One long, sleepless, agonizing night.

She’d lied to me.

Okay, maybe lie was a strong word — but she’d let me believe she was still married that day I showed up to let her go. She had that ring on her finger, and I just assumed…

Looking back now, I can see all the signs I missed in my depressed daze. Because that first time I’d shown up with her wedding invitation, half her apartment was in boxes. She was moving. Out. Or rather in with her soon-to-be husband.

So why was she still in her apartment when I went back those months later?

I should have realized it, but I didn’t. The only thing I could process at that time in my life was letting her go.

And damn it if I didn’t fail miserably — even when I told her that’s what I was doing.

She wrote a book for me.

She wrote a book for me.

For me. About me.

About us.

Now, my third time standing in this doorway and looking into her apartment, the light shining through her floor-to-ceiling windows overlooking Pittsburgh, I felt everything I’d tried to deny myself for nearly two years.

I felt the rush of her eyes meeting mine, the possession that always rolled through me when she was in my presence, the magnet — strong as ever — pulling me into her before she could even register that it was me.
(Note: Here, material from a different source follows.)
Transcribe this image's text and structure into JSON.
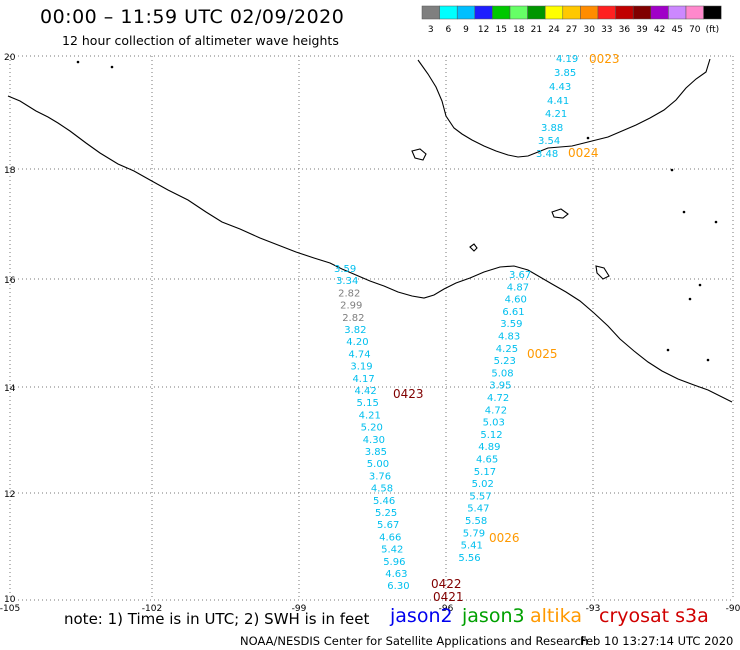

“Jamie,” she breathed, and the sound of my name on her lips nearly unraveled me, nearly erased any questions I had or any urgency to know what the fuck that book meant. The way she said my name always tested my willpower, and at that moment, I nearly gave in, nearly pushed through that door and slammed her into the wall and took what I knew was always mine.

But I managed a breath, holding up the tattered book I’d read a dozen times in the last week.

“What the hell is this?”

If you’re reading this, dear reader, then I know you’ve read B’s story. I know you had to go through the same torture I did — perhaps even more so, since you lived out those thirteen years in the matter of approximately three-hundred-and-sixty-two pages.

You deserve to know what happened next.

You deserve a happy ending — at least, as happy as masochists such as ourselves can provide.

But, before I can tell you the end of her side of the story, I need to at least tell you some of my side.

So, again, we can’t start here.

We have to go back.

Way back.

To the very first drop…

 

 

SHE WAS RIGHT ABOUT one thing.

The first day I met B, she did, in fact, fall flat on her face.

It was particularly hot that day in south Florida, sweat rolling down my back in consistent streams as I ran the path I’d frequented since I was a freshman. Primarily in the fall, that path that circled a little suburbia lake was part of my morning ritual. Basketball season was in full effect, which meant running in the mornings and staying well after practice in the afternoons to work on my lay ups and free-throw shots.